How about computing? Things are a bit different here, where the steadfast component is your data. So long as the speed of a computer is sufficient, the most important aspect of your computer usage is mastery of your tools (software) and access to your data. So, one should invest time into choosing the appropriate tools and learning them well, and money in spacious, stable storage. Storage takes the form of external hard drives, an automated backup system, and solutions that sync data to make it easier to hot-swap your computer as your needs change or as innovation ceaselessly marches ahead.
Need more examples? Men’s style doesn’t change very much from year to year, so a wise guy would invest in a steadfast watch, shoes, jeans, pants, and coats. (The more steadfast the item, the greater incentive there is to buying it used.) The hot-swappable item that changes with fashion from year-to-year is the style of shirt. There’s no harm in embracing that.

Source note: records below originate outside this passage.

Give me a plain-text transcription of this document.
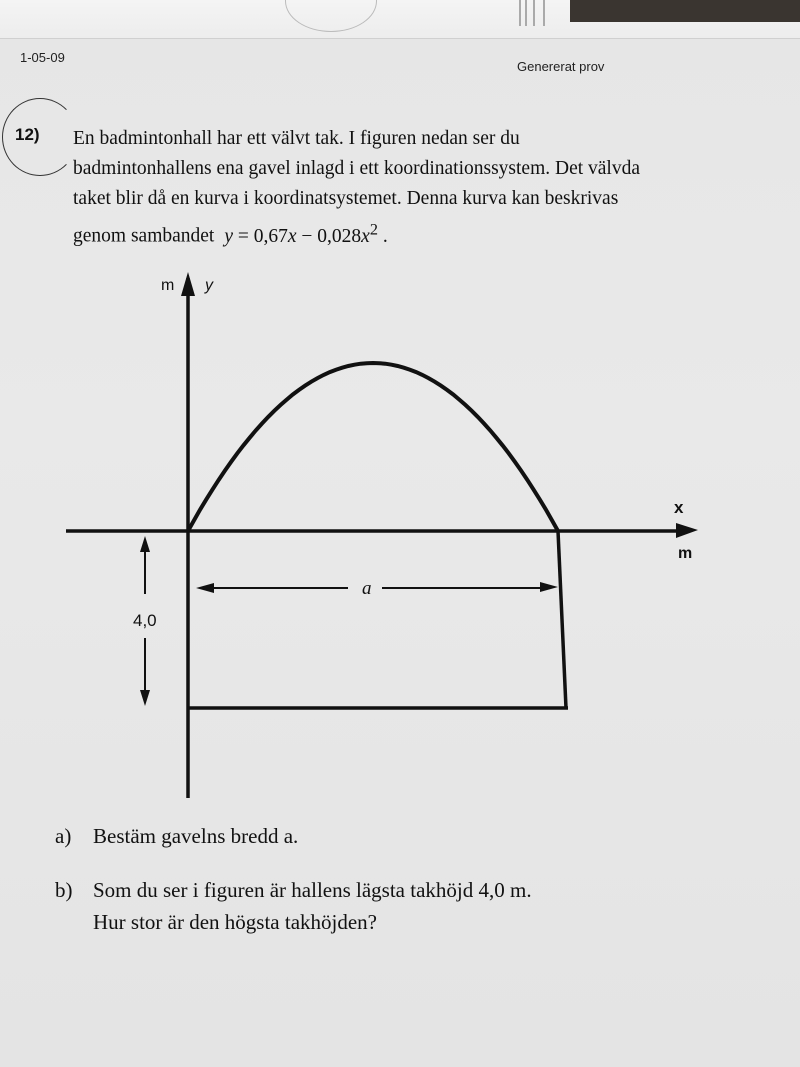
1-05-09
Genererat prov
12) En badmintonhall har ett välvt tak. I figuren nedan ser du
badmintonhallens ena gavel inlagd i ett koordinationssystem. Det välvda
taket blir då en kurva i koordinatsystemet. Denna kurva kan beskrivas
genom sambandet $y = 0,67x - 0,028x^2$ .
m y
x
m
a
4,0
a) Bestäm gavelns bredd a.
b) Som du ser i figuren är hallens lägsta takhöjd 4,0 m.
Hur stor är den högsta takhöjden?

Ultimately, all of this involves thinking hard about the requirements of the situation and assessing what needs are likely to change and which are not. Optimize for steadfastness, embrace the ephemeral quality of hot-swappable items when it makes sense, and think about how it all connects.
In the end, I think the most important thing to recognize is that we’re now living in a world of excess. Excess data, excess access, excess “stuff.” Our behavior and mindset should change accordingly. The discussions we have should not be about consuming less or having more, but rather “What is better?” and “What is appropriate?”